Thailand’s tourist arrivals increased 16 percent to 22.4 million last year, according to government data. The number of visitors from China surged by 62 percent to 2.8 million.
“We will do it fast because we want it to help boost the economy this year,” Somchai Sujjapongse, head of the finance ministry’s Fiscal Policy Office, tolf Bloomberg. “Apart from buying luxury products, they will also buy our local products. We also hope wealthy Thai people will buy luxury items in Thailand instead of flying to Europe to make purchases.”
“The tax cut on luxury goods would add a new catalyst for Thailand’s tourism sector,” said Itphong Saengtubtim, the head of research at KGI Securities (Thailand) Pcl in Bangkok. “Tourism-related companies still have strong earnings outlook as growth in foreign visitors has been unaffected by global economic slowdown.”

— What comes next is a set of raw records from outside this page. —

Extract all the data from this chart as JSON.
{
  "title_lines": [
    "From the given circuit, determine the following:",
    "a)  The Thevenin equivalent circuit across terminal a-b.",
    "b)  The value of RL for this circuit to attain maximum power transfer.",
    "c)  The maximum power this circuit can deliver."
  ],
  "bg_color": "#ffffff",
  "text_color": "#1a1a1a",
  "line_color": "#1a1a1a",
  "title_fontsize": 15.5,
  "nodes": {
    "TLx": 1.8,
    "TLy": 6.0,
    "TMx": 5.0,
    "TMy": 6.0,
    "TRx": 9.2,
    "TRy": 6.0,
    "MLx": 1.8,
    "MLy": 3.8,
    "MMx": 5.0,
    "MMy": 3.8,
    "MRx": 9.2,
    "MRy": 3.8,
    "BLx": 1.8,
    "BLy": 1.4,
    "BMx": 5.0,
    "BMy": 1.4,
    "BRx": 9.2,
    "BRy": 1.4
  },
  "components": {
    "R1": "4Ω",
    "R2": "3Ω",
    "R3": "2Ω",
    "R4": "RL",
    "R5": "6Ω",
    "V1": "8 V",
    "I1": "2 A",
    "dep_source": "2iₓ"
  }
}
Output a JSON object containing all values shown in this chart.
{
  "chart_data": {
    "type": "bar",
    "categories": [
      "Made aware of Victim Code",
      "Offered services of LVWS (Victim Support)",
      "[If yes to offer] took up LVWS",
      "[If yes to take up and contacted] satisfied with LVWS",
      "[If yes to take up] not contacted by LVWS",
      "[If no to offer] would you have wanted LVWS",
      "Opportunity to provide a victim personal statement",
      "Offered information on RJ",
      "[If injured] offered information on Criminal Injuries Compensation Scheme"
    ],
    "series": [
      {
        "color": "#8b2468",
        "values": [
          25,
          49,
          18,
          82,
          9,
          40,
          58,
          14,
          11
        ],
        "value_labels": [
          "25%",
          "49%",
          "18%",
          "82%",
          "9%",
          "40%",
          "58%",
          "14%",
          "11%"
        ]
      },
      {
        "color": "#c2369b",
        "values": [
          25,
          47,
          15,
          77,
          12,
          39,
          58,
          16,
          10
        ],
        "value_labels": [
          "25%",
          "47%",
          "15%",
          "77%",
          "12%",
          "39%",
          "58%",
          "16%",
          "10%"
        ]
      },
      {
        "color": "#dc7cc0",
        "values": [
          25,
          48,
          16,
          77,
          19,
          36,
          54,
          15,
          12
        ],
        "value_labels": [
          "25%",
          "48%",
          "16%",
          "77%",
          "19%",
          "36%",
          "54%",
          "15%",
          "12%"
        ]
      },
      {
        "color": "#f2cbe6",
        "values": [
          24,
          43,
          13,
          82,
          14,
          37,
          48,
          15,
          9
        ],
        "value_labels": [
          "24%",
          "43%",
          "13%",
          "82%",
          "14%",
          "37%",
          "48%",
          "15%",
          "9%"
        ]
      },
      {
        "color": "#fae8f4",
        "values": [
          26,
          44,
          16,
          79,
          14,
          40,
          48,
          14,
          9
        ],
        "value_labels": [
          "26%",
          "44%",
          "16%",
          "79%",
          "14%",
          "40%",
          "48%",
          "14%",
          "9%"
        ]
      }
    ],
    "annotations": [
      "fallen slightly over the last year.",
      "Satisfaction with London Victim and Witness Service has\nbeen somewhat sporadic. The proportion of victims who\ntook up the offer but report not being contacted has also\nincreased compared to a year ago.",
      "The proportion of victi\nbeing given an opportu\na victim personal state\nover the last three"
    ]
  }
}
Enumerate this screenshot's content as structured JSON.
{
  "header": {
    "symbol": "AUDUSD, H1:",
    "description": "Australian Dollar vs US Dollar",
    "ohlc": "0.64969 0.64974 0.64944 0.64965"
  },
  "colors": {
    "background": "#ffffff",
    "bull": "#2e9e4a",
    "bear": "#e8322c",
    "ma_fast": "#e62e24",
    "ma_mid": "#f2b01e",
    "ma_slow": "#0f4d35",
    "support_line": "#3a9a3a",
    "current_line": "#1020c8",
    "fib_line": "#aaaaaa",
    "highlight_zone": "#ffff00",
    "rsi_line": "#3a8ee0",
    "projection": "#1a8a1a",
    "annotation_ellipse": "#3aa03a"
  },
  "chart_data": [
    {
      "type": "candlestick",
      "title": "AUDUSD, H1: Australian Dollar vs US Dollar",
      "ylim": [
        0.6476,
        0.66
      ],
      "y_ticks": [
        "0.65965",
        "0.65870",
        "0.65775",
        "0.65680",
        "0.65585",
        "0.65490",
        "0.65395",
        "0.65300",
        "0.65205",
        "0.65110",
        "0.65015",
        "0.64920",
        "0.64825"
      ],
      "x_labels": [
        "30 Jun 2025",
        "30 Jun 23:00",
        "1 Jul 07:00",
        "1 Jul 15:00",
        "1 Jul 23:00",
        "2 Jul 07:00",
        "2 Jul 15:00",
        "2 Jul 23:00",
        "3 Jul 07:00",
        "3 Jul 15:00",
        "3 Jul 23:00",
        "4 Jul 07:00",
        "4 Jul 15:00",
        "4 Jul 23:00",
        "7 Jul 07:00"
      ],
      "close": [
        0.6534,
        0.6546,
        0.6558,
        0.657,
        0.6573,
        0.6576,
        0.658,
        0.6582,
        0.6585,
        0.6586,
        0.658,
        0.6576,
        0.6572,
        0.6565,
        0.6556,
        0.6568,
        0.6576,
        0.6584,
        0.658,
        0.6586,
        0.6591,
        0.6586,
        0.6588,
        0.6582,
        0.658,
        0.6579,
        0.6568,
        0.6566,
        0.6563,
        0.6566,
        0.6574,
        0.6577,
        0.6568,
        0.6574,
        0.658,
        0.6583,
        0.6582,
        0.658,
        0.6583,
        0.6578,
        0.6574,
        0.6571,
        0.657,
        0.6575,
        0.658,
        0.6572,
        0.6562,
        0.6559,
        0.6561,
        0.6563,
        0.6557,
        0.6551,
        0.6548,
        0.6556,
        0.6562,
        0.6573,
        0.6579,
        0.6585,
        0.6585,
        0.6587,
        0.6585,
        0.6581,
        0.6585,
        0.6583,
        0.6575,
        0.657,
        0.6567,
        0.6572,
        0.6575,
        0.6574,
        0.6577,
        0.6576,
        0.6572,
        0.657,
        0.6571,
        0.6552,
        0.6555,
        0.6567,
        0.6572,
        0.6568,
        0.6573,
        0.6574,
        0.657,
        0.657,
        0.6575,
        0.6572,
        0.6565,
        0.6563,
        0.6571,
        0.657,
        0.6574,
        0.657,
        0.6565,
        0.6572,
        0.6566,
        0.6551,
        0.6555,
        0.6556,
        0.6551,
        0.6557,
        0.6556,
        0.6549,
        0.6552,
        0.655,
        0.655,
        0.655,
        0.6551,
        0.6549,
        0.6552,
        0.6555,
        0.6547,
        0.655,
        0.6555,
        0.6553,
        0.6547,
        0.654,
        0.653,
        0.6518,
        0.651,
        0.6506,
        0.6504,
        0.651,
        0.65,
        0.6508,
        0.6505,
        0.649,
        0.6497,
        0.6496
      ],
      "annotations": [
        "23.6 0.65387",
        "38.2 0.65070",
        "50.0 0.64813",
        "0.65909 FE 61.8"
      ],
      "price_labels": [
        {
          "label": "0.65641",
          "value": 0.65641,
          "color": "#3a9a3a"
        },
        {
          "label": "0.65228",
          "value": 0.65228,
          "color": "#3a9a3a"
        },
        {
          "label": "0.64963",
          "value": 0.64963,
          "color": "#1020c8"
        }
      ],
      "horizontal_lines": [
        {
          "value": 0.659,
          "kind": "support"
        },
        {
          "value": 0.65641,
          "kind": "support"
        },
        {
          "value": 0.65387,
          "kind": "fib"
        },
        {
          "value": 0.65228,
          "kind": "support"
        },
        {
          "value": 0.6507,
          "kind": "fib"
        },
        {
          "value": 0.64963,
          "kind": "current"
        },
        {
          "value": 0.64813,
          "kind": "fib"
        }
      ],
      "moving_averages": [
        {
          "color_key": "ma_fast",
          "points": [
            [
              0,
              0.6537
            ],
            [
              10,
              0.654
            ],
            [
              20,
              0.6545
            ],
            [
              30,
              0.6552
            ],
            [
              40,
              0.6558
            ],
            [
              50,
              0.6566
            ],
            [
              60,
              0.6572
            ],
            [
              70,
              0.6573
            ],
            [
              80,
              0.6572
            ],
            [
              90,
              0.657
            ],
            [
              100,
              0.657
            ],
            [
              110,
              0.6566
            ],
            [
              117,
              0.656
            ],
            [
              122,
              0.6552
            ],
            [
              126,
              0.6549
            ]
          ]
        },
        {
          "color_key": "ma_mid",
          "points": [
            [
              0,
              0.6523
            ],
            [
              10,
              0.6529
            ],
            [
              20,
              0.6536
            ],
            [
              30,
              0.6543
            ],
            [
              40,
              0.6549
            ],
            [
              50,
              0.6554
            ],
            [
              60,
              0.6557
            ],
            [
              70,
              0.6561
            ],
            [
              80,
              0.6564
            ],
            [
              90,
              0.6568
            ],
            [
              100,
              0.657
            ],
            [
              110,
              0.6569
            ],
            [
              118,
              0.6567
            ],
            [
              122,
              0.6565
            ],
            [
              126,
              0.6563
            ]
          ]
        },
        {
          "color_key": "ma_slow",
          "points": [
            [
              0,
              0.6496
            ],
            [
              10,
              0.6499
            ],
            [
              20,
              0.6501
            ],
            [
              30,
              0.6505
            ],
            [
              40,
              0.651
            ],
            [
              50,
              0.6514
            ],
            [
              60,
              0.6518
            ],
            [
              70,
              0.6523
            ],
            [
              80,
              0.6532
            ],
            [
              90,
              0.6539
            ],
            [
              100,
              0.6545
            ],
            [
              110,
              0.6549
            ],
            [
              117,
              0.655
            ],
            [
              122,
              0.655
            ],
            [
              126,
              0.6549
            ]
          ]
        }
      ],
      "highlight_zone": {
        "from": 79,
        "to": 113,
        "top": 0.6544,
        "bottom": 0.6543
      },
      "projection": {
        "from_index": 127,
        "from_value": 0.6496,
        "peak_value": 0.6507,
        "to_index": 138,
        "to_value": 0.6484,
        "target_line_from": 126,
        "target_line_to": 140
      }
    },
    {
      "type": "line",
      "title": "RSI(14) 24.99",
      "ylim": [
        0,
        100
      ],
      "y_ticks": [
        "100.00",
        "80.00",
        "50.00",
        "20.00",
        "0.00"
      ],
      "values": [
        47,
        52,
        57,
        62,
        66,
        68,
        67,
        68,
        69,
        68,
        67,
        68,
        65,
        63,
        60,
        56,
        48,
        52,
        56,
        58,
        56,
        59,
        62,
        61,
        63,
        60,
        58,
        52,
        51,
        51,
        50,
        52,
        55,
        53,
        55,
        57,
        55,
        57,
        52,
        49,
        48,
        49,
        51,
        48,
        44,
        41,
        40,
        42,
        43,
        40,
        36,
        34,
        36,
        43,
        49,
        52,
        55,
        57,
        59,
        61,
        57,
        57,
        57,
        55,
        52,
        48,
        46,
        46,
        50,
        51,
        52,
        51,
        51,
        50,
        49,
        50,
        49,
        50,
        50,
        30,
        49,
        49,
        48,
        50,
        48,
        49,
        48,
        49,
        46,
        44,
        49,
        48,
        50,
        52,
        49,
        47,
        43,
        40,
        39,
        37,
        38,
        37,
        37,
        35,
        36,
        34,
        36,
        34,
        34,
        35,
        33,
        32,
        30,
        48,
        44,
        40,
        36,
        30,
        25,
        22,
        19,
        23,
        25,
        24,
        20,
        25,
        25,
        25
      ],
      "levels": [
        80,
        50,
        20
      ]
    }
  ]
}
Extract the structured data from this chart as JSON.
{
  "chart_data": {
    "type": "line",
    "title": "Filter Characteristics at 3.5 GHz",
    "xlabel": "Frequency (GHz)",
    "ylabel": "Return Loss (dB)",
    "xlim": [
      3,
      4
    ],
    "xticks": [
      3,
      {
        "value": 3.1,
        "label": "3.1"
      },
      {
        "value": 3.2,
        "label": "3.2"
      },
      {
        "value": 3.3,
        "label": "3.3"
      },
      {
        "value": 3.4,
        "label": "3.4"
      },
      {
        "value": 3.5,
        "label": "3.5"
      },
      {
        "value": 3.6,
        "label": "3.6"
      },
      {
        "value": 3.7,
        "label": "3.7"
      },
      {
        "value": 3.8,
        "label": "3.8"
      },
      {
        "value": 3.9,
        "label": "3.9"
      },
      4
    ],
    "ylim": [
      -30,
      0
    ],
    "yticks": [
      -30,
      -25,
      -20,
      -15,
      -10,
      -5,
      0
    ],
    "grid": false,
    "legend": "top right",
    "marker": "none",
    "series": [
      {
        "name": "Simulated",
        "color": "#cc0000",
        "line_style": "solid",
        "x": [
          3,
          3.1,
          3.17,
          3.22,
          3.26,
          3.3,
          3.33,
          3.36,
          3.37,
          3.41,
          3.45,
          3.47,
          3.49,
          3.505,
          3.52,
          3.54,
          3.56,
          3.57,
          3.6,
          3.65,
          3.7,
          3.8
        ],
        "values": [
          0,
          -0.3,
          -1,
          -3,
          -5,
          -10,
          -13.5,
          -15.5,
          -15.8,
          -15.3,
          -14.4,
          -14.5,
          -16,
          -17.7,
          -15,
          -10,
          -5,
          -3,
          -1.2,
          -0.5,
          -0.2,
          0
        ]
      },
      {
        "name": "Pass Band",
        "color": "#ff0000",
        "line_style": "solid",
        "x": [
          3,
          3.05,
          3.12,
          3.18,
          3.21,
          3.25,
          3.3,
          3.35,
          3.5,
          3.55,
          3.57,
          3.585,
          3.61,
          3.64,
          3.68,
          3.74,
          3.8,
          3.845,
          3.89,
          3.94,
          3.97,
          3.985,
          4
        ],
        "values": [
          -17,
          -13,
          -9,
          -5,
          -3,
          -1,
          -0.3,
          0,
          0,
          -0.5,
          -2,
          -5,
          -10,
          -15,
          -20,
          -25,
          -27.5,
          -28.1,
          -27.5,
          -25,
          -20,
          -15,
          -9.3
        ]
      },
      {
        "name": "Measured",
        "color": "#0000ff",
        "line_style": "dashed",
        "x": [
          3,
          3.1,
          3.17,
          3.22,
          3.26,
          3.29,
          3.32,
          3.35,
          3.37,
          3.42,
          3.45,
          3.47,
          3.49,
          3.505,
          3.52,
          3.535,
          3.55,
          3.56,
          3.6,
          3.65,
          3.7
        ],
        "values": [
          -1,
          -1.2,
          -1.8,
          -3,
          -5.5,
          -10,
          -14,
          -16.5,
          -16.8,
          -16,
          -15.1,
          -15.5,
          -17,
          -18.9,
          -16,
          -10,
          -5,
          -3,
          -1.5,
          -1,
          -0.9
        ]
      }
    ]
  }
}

Thailand will initially cut import duties on some luxury goods to between zero and 5 percent, from 30 percent, said Somchai from the finance ministry. The government will discuss the plan with local retailers to ensure they aren’t adversely affected by the
measure, he said.
“We may lose some revenue from the tax cut, but I don’t think it will be a lot,” Somchai said. “We will in turn get more from VAT and other taxes.” Thailand levies a value-added tax of 7 percent on goods and services, the same level as Singapore’s goods and services tax.
“Thailand sits right in the middle,” said Tos of Central Retail, one of Thailand’s biggest operators of luxury malls. “If we look at India, China, Hong Hong, Singapore, whatever, within three-to-six hours flight, people can come easily for the weekend.”